Robert Guédiguian : “Le silence de l’un libère la parole de l’autre”

Robert Guédiguian était à Bruxelles ce 14 novembre pour promouvoir son nouveau film « La Villa », sorti ce 29 novembre. Nous sommes allés à sa rencontre pour qu’il nous en dise un peu plus sur son travail de réalisateur, son nouveau film et la philosophie qui en ressort.

Le Suricate : Tout d’abord, félicitations pour « La Villa ». C’est un magnifique film.

Robert Guédiguian : Merci.

L.S. : Commençons par la place de la femme dans vos histoires : vous consacrez une grande importance aux personnages féminins dans vos films, et cela se voit assez particulièrement avec le personnage d’Angèle dans « La Villa ». Dans une interview avec votre compagne Ariane Ascaride, celle-ci a laissé entendre que chez vous, la femme n’est pas linéaire. Au contraire, c’est elle qui porte l’action, et c’est l’homme qui la suit. Êtes-vous d’accord avec cette affirmation ?

R.G. : (sourire) Est-ce que je suis d’accord avec ma femme ?

L.S. : (rires) Est-ce que vous avez le droit de ne pas être d’accord avec votre femme ?

R.G. : Je n’ai pas le droit, non… (rires). Oui, bien sûr. De manière générale, je pense que les femmes sont plus concrètes que les hommes. C’est-à-dire que dans les moments de crise dans la société, et de crise en général, les femmes continuent à agir. L’histoire le prouve : pendant les guerres, la résistance, dans les moments d’oppression et de dictature… Souvent, les hommes ont besoin de projets, de discours, pour pouvoir faire des choses. Ils en font, par la suite, bien évidemment. Mais les femmes sont plus immédiates, je pense. Du coup, c’est vrai que j’ai toujours eu des personnages féminins forts. Au moins aussi forts que les personnages masculins, sinon plus. Ça dépend des récits.

L.S. : Pourquoi accorder tant d’importance à la force de la femme ?

R.G. : Je considère que c’est surtout mon éducation qui y est pour quelque chose. C’est-à-dire que, contrairement à une idée très répandue, ce n’est pas dans les milieux populaires que la femme est le plus opprimée. Je pense au contraire que c’est chez les bourgeois. Pour ma part, j’ai grandi dans une famille où il y avait une forte division du travail. C’est vrai que les hommes faisaient certains boulots et les femmes certains autres boulots. Mais le pouvoir était partagé. Par exemple, ma mère donnait à mon père de l’argent pour des cigarettes. Elle était un peu ministre de l’économie et des finances. Et quand ma mère était absente, mon père savait laver, repasser, faire la cuisine et les courses. J’aimerais bien que l’on me donne des exemples de familles du 16e arrondissement à Paris où cela se passe comme ça…
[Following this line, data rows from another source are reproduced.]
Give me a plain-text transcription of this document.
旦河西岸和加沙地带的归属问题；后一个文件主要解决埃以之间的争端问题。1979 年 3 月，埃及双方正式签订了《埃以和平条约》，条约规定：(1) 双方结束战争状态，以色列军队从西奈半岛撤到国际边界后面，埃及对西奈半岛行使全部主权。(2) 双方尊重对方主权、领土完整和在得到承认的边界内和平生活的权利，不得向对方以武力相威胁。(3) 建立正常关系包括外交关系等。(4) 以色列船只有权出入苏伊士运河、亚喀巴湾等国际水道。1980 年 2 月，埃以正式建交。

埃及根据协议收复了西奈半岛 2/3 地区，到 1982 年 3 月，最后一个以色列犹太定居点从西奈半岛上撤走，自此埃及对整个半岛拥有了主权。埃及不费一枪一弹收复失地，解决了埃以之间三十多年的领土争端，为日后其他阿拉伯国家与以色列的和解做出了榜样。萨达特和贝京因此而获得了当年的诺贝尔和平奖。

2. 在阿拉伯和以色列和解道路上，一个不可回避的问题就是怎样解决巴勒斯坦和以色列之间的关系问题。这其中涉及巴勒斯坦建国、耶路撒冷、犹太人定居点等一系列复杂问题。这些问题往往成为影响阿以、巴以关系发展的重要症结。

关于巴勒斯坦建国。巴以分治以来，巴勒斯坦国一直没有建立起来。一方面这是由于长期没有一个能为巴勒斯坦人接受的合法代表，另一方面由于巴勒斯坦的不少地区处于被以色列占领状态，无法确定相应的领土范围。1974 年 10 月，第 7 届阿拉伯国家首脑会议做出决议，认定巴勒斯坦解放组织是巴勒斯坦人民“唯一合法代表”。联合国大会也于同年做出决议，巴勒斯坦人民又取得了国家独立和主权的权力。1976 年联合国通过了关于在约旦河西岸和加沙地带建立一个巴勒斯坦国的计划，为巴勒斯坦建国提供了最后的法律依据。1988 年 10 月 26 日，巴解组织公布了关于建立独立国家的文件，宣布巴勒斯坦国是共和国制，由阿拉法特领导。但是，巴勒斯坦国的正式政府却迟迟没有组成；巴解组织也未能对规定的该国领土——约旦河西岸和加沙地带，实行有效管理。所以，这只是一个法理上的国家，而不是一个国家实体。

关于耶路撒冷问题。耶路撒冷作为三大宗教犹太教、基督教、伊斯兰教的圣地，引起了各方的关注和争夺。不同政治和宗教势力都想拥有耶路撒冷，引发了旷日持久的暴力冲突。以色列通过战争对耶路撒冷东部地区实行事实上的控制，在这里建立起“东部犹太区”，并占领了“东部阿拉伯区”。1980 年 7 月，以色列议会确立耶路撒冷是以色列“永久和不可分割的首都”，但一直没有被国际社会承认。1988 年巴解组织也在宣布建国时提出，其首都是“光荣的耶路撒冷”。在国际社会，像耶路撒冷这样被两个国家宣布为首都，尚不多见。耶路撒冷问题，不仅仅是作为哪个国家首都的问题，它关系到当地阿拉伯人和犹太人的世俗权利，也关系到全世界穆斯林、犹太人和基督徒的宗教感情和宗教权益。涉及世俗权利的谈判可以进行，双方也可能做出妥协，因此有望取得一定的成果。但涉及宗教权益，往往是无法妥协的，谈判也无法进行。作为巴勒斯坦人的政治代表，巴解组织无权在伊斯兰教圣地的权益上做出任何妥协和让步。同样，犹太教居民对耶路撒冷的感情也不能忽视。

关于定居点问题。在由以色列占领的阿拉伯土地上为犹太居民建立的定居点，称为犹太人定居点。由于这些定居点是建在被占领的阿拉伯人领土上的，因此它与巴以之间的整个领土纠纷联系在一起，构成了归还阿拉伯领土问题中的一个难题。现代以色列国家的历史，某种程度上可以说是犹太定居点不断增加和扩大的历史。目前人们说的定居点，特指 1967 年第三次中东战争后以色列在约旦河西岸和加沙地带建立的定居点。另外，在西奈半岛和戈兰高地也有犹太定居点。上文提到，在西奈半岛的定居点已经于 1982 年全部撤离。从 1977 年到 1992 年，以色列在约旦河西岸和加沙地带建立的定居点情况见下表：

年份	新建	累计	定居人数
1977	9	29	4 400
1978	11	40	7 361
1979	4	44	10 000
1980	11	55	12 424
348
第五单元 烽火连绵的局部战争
L.S. : Dans « La Villa », on a l’impression que l’histoire se construit autour de l’évolution du personnage féminin, Angèle. C’est en effet elle qui, d’un point de vue émotionnel et physique, connaît le plus de mouvement. Êtes-vous d’accord avec cette supposition ?

R.G. : Oui et non. Si vous voulez, dans un film de ce type-là, parti sur un huis-clos – certes assez ouvert et profond au niveau des paysages – il faut trouver des lignes, des choses qui bougent et qui avancent. Sinon, on tombe dans l’ennui. Les évolutions, ce sont celles des rapports entre les personnages. Bien sûr, Angèle arrive alors qu’elle ne veut pas revenir. Elle va rencontrer ce jeune homme, une histoire d’amour se développe, à laquelle elle va finir par céder. Elle va renoncer au théâtre. Et finalement, elle va reparler à son père. Ceci dit, elle lui parle parce qu’il ne peut pas lui répondre. Dans ce cas-ci, le silence de l’un libère la parole de l’autre. Bref, Angèle suit effectivement un grand fil d’évolution. Mais les autres rencontrent des évolutions aussi, bien entendu. C’est important pour le huis-clos. Tout comme les rebondissements. Le vieux couple fusionnel que je fais disparaître, c’est une surprise qui me semblait nécessaire.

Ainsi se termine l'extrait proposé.